Fuente:
Molecules - Revista científica (MDPI)
Molecules, Vol. 31, Pages 875: In-Depth Analysis of the Data from an Interlaboratory Study of Quantitative Non-Target Screening—How Do the Instrumental Methods Compare?
Molecules doi: 10.3390/molecules31050875
Authors:
Louise Malm
Nikiforos Alygizakis
Reza Aalizadeh
Anneli Kruve
Non-target screening utilizing liquid chromatography–high-resolution mass spectrometry is increasingly employed for the environmental monitoring of contaminants; however, obtaining quantitative results of detected suspected compounds is challenging; different approaches have been suggested.
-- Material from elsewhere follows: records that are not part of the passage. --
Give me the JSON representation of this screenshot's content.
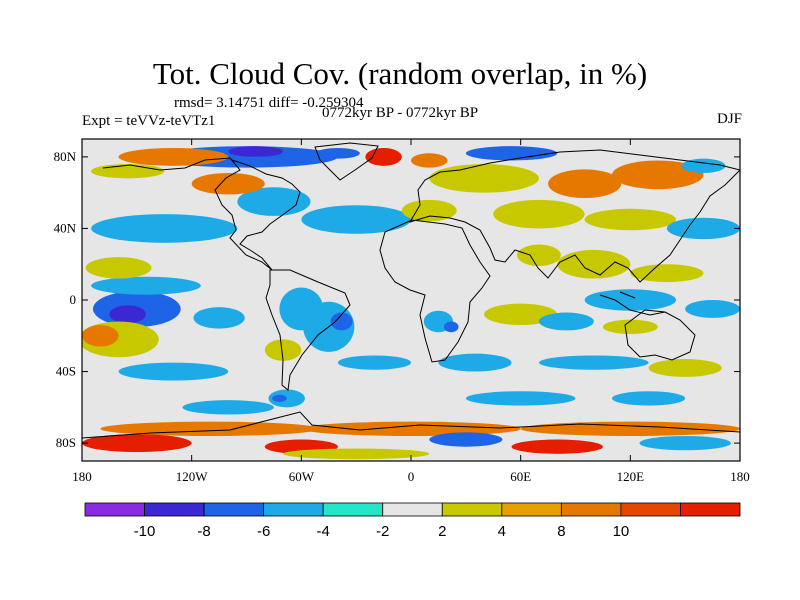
{
  "title": "Tot. Cloud Cov. (random overlap, in %)",
  "stats": "rmsd= 3.14751 diff= -0.259304",
  "experiment": "Expt = teVVz-teVTz1",
  "period": "0772kyr BP - 0772kyr BP",
  "season": "DJF",
  "map": {
    "projection": "cylindrical-equidistant",
    "lon_range": [
      -180,
      180
    ],
    "lat_range": [
      -90,
      90
    ],
    "x_ticks": [
      {
        "value": -180,
        "label": "180"
      },
      {
        "value": -120,
        "label": "120W"
      },
      {
        "value": -60,
        "label": "60W"
      },
      {
        "value": 0,
        "label": "0"
      },
      {
        "value": 60,
        "label": "60E"
      },
      {
        "value": 120,
        "label": "120E"
      },
      {
        "value": 180,
        "label": "180"
      }
    ],
    "y_ticks": [
      {
        "value": 80,
        "label": "80N"
      },
      {
        "value": 40,
        "label": "40N"
      },
      {
        "value": 0,
        "label": "0"
      },
      {
        "value": -40,
        "label": "40S"
      },
      {
        "value": -80,
        "label": "80S"
      }
    ],
    "background_color": "#e6e6e6",
    "blobs": [
      {
        "lon": -150,
        "lat": -5,
        "rlon": 24,
        "rlat": 10,
        "level": -6
      },
      {
        "lon": -155,
        "lat": -8,
        "rlon": 10,
        "rlat": 5,
        "level": -10
      },
      {
        "lon": -105,
        "lat": -10,
        "rlon": 14,
        "rlat": 6,
        "level": -4
      },
      {
        "lon": -145,
        "lat": 8,
        "rlon": 30,
        "rlat": 5,
        "level": -4
      },
      {
        "lon": -135,
        "lat": 40,
        "rlon": 40,
        "rlat": 8,
        "level": -4
      },
      {
        "lon": -160,
        "lat": 18,
        "rlon": 18,
        "rlat": 6,
        "level": 4
      },
      {
        "lon": -160,
        "lat": -22,
        "rlon": 22,
        "rlat": 10,
        "level": 4
      },
      {
        "lon": -170,
        "lat": -20,
        "rlon": 10,
        "rlat": 6,
        "level": 8
      },
      {
        "lon": -130,
        "lat": -40,
        "rlon": 30,
        "rlat": 5,
        "level": -4
      },
      {
        "lon": -60,
        "lat": -5,
        "rlon": 12,
        "rlat": 12,
        "level": -4
      },
      {
        "lon": -45,
        "lat": -15,
        "rlon": 14,
        "rlat": 14,
        "level": -4
      },
      {
        "lon": -38,
        "lat": -12,
        "rlon": 6,
        "rlat": 5,
        "level": -8
      },
      {
        "lon": -68,
        "lat": -55,
        "rlon": 10,
        "rlat": 5,
        "level": -4
      },
      {
        "lon": -72,
        "lat": -55,
        "rlon": 4,
        "rlat": 2,
        "level": -8
      },
      {
        "lon": -70,
        "lat": -28,
        "rlon": 10,
        "rlat": 6,
        "level": 4
      },
      {
        "lon": -30,
        "lat": 45,
        "rlon": 30,
        "rlat": 8,
        "level": -4
      },
      {
        "lon": -75,
        "lat": 55,
        "rlon": 20,
        "rlat": 8,
        "level": -4
      },
      {
        "lon": -90,
        "lat": 80,
        "rlon": 50,
        "rlat": 6,
        "level": -6
      },
      {
        "lon": -85,
        "lat": 83,
        "rlon": 15,
        "rlat": 3,
        "level": -10
      },
      {
        "lon": -40,
        "lat": 82,
        "rlon": 12,
        "rlat": 3,
        "level": -8
      },
      {
        "lon": -130,
        "lat": 80,
        "rlon": 30,
        "rlat": 5,
        "level": 8
      },
      {
        "lon": -155,
        "lat": 72,
        "rlon": 20,
        "rlat": 4,
        "level": 4
      },
      {
        "lon": -100,
        "lat": 65,
        "rlon": 20,
        "rlat": 6,
        "level": 8
      },
      {
        "lon": -15,
        "lat": 80,
        "rlon": 10,
        "rlat": 5,
        "level": 10
      },
      {
        "lon": 10,
        "lat": 78,
        "rlon": 10,
        "rlat": 4,
        "level": 8
      },
      {
        "lon": 40,
        "lat": 68,
        "rlon": 30,
        "rlat": 8,
        "level": 4
      },
      {
        "lon": 55,
        "lat": 82,
        "rlon": 25,
        "rlat": 4,
        "level": -6
      },
      {
        "lon": 95,
        "lat": 65,
        "rlon": 20,
        "rlat": 8,
        "level": 8
      },
      {
        "lon": 135,
        "lat": 70,
        "rlon": 25,
        "rlat": 8,
        "level": 8
      },
      {
        "lon": 160,
        "lat": 75,
        "rlon": 12,
        "rlat": 4,
        "level": -4
      },
      {
        "lon": 10,
        "lat": 50,
        "rlon": 15,
        "rlat": 6,
        "level": 4
      },
      {
        "lon": 70,
        "lat": 48,
        "rlon": 25,
        "rlat": 8,
        "level": 4
      },
      {
        "lon": 120,
        "lat": 45,
        "rlon": 25,
        "rlat": 6,
        "level": 4
      },
      {
        "lon": 160,
        "lat": 40,
        "rlon": 20,
        "rlat": 6,
        "level": -4
      },
      {
        "lon": 100,
        "lat": 20,
        "rlon": 20,
        "rlat": 8,
        "level": 4
      },
      {
        "lon": 70,
        "lat": 25,
        "rlon": 12,
        "rlat": 6,
        "level": 4
      },
      {
        "lon": 140,
        "lat": 15,
        "rlon": 20,
        "rlat": 5,
        "level": 4
      },
      {
        "lon": 120,
        "lat": 0,
        "rlon": 25,
        "rlat": 6,
        "level": -4
      },
      {
        "lon": 165,
        "lat": -5,
        "rlon": 15,
        "rlat": 5,
        "level": -4
      },
      {
        "lon": 60,
        "lat": -8,
        "rlon": 20,
        "rlat": 6,
        "level": 4
      },
      {
        "lon": 85,
        "lat": -12,
        "rlon": 15,
        "rlat": 5,
        "level": -4
      },
      {
        "lon": 120,
        "lat": -15,
        "rlon": 15,
        "rlat": 4,
        "level": 4
      },
      {
        "lon": 15,
        "lat": -12,
        "rlon": 8,
        "rlat": 6,
        "level": -4
      },
      {
        "lon": 22,
        "lat": -15,
        "rlon": 4,
        "rlat": 3,
        "level": -6
      },
      {
        "lon": 35,
        "lat": -35,
        "rlon": 20,
        "rlat": 5,
        "level": -4
      },
      {
        "lon": -20,
        "lat": -35,
        "rlon": 20,
        "rlat": 4,
        "level": -4
      },
      {
        "lon": 100,
        "lat": -35,
        "rlon": 30,
        "rlat": 4,
        "level": -4
      },
      {
        "lon": 150,
        "lat": -38,
        "rlon": 20,
        "rlat": 5,
        "level": 4
      },
      {
        "lon": -100,
        "lat": -60,
        "rlon": 25,
        "rlat": 4,
        "level": -4
      },
      {
        "lon": 60,
        "lat": -55,
        "rlon": 30,
        "rlat": 4,
        "level": -4
      },
      {
        "lon": 130,
        "lat": -55,
        "rlon": 20,
        "rlat": 4,
        "level": -4
      },
      {
        "lon": -110,
        "lat": -72,
        "rlon": 60,
        "rlat": 4,
        "level": 8
      },
      {
        "lon": 0,
        "lat": -72,
        "rlon": 60,
        "rlat": 4,
        "level": 8
      },
      {
        "lon": 120,
        "lat": -72,
        "rlon": 60,
        "rlat": 4,
        "level": 8
      },
      {
        "lon": -150,
        "lat": -80,
        "rlon": 30,
        "rlat": 5,
        "level": 10
      },
      {
        "lon": -60,
        "lat": -82,
        "rlon": 20,
        "rlat": 4,
        "level": 10
      },
      {
        "lon": 30,
        "lat": -78,
        "rlon": 20,
        "rlat": 4,
        "level": -6
      },
      {
        "lon": 80,
        "lat": -82,
        "rlon": 25,
        "rlat": 4,
        "level": 10
      },
      {
        "lon": 150,
        "lat": -80,
        "rlon": 25,
        "rlat": 4,
        "level": -4
      },
      {
        "lon": -30,
        "lat": -86,
        "rlon": 40,
        "rlat": 3,
        "level": 4
      }
    ]
  },
  "colorbar": {
    "colors": [
      "#8a2be2",
      "#3c28d2",
      "#1e64e6",
      "#1eaae6",
      "#23e6c8",
      "#e6e6e6",
      "#c8c800",
      "#e6a000",
      "#e67800",
      "#e64600",
      "#e61e00"
    ],
    "labels": [
      "-10",
      "-8",
      "-6",
      "-4",
      "-2",
      "2",
      "4",
      "8",
      "10"
    ]
  }
}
A recent interlaboratory comparison of quantification approaches showed that the machine learning-based approaches leveraging predicted ionization efficiencies outcompete surrogate standard-based approaches, independent of the method used. In this study, we further analyzed data from the interlaboratory comparison to: (1) evaluate whether the prediction errors could be linked to instrument parameters; and (2) investigate the comparability of response factors (RFs) across different datasets to shed light on the limitations of the instrumental method on the predicted ionization efficiency approach. No specific parameters could be linked to systematic effects on the prediction errors; however, the choice of organic modifier and/or additive type influenced the detection of some compounds. Comparable logRFs across datasets were observed when a linear model was used to project the values to the same scale. Nevertheless, the projected logRF scale was compressed for datasets with low similarity to the anchoring dataset. Moreover, compounds with low logRF showed higher variability across the datasets. The data are freely available and can be interrogated in the developed dashboard.